US 12,287,848 B2
Learning Mahalanobis distance metrics from data
Mikhail Yurochkin, Cambridge, MA (US); Debarghya Mukherjee, Kolkata (IN); Moulinath Banerjee, Portage, MI (US); Yuekai Sun, Ann Arbor, MI (US); and Sohini Upadhyay, Cambridge, MA (US)
Assigned to International Business Machines Corporation, Armonk, NY (US); and Regents of the University of Michigan, Ann Arbor, MI (US)
Filed by International Business Machines Corporation, Armonk, NY (US); and REGENTS OF THE UNIVERSITY OF MICHIGAN, Ann Arbor, MI (US)
Filed on Jun. 11, 2021, as Appl. No. 17/345,730.
Prior Publication US 2022/0405529 A1, Dec. 22, 2022
Int. Cl. G06F 18/22 (2023.01); G06F 18/20 (2023.01); G06F 18/214 (2023.01); G06F 18/40 (2023.01); G06N 3/08 (2023.01)

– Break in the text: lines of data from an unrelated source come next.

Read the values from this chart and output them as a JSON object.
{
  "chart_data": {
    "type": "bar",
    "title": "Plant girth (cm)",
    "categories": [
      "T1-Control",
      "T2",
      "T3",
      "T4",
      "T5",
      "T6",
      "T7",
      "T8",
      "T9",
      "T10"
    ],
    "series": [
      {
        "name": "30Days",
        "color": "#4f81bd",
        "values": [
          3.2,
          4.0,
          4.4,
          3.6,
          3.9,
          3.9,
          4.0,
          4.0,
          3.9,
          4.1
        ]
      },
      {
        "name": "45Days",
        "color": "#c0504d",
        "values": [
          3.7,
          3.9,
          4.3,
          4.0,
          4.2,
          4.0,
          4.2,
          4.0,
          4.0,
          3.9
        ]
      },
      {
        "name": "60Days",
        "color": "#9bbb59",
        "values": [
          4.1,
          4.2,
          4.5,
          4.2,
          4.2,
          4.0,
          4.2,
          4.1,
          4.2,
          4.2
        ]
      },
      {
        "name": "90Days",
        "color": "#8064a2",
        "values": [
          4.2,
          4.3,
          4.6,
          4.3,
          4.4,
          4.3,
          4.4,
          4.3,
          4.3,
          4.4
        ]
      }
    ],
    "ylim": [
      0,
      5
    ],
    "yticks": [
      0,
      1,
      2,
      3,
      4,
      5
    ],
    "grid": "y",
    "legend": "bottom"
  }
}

CPC G06F 18/22 (2023.01) [G06F 18/214 (2023.01); G06F 18/285 (2023.01); G06F 18/40 (2023.01); G06N 3/08 (2013.01)] 20 Claims
OG exemplary drawing
 
1. A method for improving algorithmic fairness of machine learning models using learned fair Mahalanobis distance similarity metrics, the method comprising:
obtaining training data comprising similarity annotations;
determining one model out of a plurality of models to use in learning a Mahalanobis covariance matrix Σ based on the obtained training data;
learning the Mahalanobis covariance matrix Σ from the obtained training data using the determined one model, wherein the Mahalanobis covariance matrix Σ represents a fair Mahalanobis distance similarity metric; and
training one or more machine learning models using, at least in part, the fair Mahalanobis distance similarity metric, for one or more machine learning model tasks.